The publisher of the Mirror has apologised to Prince Harry for unlawful information gathering, at the start of a trial over alleged phone hacking.
Mirror Group Newspapers (MGN) said it would never be repeated.
Lawyers representing Harry told the court he was subjected to the “most intrusive methods of obtaining personal information”.
Harry is one of several high profile figures bringing claims against MGN.
Lawyers argue that executives at the company knew about widespread phone hacking but failed to act.
In a written submission, MGN – which also publishes the Sunday Mirror and Sunday People – said it “unreservedly apologises” for one instance of unlawful information gathering against Harry and said that the legal challenge brought by the prince “warrants compensation”.
A private investigator was instructed by an MGN journalist at The People to unlawfully gather information about Harry’s activities at the Chinawhite nightclub on one night in February 2004, Andrew Green KC said.
However, the subsequent article in The People is not one of the claims being brought by the prince, the barrister added.
MGN also denies allegations of voicemail interception in the cases being examined, including Harry’s.
The publisher also claims some of the cases have been brought beyond a legal time limit.
A previous hearing was told Harry’s case focuses on 148 articles published between 1996 and 2010.
Barrister David Sherborne, representing the duke, told the court: “We all remember the images of him walking behind his mother’s coffin.
“From that moment on, as a schoolboy and from his career in the army and as a young adult he was subjected, it was clear, to the most intrusive methods of obtaining his personal information.”
The estate of the late singer George Michael and actor Ricky Tomlinson have also brought claims against MGN, with “test cases” – including Harry’s – selected to go to trial from the wider group of claimants.
The other “representative” cases set for trial are that of former Coronation Street actress Nikki Sanderson, comedian Paul Whitehouse’s ex-wife Fiona Wightman and actor Michael Turner – who played Kevin Webster in Coronation Street and goes by his stage name Michael Le Vell. All are expected to give evidence during the six to seven week trial.
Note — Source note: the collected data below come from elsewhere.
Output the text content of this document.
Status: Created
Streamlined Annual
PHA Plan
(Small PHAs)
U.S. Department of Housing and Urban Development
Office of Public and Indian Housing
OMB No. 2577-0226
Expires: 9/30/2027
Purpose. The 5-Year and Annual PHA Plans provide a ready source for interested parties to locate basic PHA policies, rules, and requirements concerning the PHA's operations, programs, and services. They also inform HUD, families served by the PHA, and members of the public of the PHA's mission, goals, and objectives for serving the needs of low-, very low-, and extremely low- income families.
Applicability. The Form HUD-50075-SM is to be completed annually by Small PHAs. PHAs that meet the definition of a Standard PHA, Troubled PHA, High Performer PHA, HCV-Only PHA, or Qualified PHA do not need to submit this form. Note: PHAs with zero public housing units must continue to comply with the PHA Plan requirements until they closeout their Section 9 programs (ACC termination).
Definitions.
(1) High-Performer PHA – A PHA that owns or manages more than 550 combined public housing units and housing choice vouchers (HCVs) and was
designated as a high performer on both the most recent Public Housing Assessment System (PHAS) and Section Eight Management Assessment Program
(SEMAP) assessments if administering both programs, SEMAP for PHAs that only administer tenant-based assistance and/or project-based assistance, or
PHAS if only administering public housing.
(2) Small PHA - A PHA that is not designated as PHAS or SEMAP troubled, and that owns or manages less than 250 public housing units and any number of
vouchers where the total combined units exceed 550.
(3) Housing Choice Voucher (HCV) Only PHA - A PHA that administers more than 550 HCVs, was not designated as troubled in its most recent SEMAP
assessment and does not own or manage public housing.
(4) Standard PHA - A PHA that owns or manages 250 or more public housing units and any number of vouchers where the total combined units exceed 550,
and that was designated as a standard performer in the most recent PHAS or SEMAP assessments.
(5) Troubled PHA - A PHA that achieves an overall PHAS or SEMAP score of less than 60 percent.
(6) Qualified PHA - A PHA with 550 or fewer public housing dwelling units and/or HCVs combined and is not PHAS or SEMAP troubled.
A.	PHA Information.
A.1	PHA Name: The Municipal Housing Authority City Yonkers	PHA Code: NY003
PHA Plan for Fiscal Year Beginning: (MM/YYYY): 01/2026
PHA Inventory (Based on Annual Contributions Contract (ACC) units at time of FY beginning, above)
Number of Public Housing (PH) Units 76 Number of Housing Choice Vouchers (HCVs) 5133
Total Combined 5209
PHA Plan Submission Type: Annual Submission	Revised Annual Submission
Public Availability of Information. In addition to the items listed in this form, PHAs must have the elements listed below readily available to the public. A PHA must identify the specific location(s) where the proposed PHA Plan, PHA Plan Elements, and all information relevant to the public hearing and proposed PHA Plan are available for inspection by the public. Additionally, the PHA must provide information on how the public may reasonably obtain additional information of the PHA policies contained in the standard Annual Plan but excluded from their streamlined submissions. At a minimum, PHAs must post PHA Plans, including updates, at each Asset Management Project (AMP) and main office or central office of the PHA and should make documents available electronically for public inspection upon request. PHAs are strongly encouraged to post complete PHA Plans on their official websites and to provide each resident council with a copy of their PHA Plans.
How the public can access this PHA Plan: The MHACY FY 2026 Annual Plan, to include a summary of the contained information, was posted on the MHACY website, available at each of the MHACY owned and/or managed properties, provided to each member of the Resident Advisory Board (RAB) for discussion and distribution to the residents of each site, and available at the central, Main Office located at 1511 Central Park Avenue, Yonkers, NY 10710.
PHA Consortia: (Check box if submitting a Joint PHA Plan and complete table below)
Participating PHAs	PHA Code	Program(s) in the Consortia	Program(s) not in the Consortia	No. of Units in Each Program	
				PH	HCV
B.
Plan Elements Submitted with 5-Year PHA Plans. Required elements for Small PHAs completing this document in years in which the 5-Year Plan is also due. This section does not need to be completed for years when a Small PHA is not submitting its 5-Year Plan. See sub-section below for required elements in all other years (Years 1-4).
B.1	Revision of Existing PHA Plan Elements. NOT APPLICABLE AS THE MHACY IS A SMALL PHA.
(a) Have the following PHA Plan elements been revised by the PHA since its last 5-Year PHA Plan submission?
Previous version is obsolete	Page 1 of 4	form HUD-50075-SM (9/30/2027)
Prince Harry is expected to give evidence in June – the first time a senior royal will be a witness in court in modern times.
The hearing is focusing on what senior executives at the MGN knew about widespread phone hacking – including former editor of the Daily Mirror Piers Morgan.
Mr Sherborne told the court that unlawful information gathering was both habitual and widespread at three papers from as early as 1991 to 2011.
He described “a flood of illegality”, adding that “this flood was being authorised and approved of” by senior executives.
In written arguments, Mr Sherborne said it was “inconceivable” that Mr Morgan and other editors did not know about MGN journalists instructing private investigators to obtain information.
“The systemic and widespread use of PIs [private investigators] by MGN journalists to unlawfully obtain private information was authorised at senior levels,” Mr Sherborne said.
Mr Morgan has denied any knowledge of phone hacking or illegal activity at the Daily Mirror when he was editor.
MGN has previously settled a number of claims against it in relation to stories obtained through unlawful means.
It was also involved in a 2015 trial, the only to take place during the long-running litigation, which saw claims brought by ex-footballer Paul Gascoigne, actress Sadie Frost, and Coronation Street actress Shobna Gulati.
Last month, lawyers for the group said that all the witnesses on their side would give evidence in person, paving the way for Prince Harry to take the stand.
Harry has become an outspoken critic of the tabloid press and has already appeared in court once this year to listen to legal arguments in another case he is involved in.
He is party to actions linked to alleged phone hacking against two other companies – the publisher of the Daily Mail, and the publisher of the Sun, both of which deny wrongdoing.
He is bringing a separate libel claim against the Mail’s publisher, Associated Newspapers Limited, over an article about his security arrangements with the Home Office.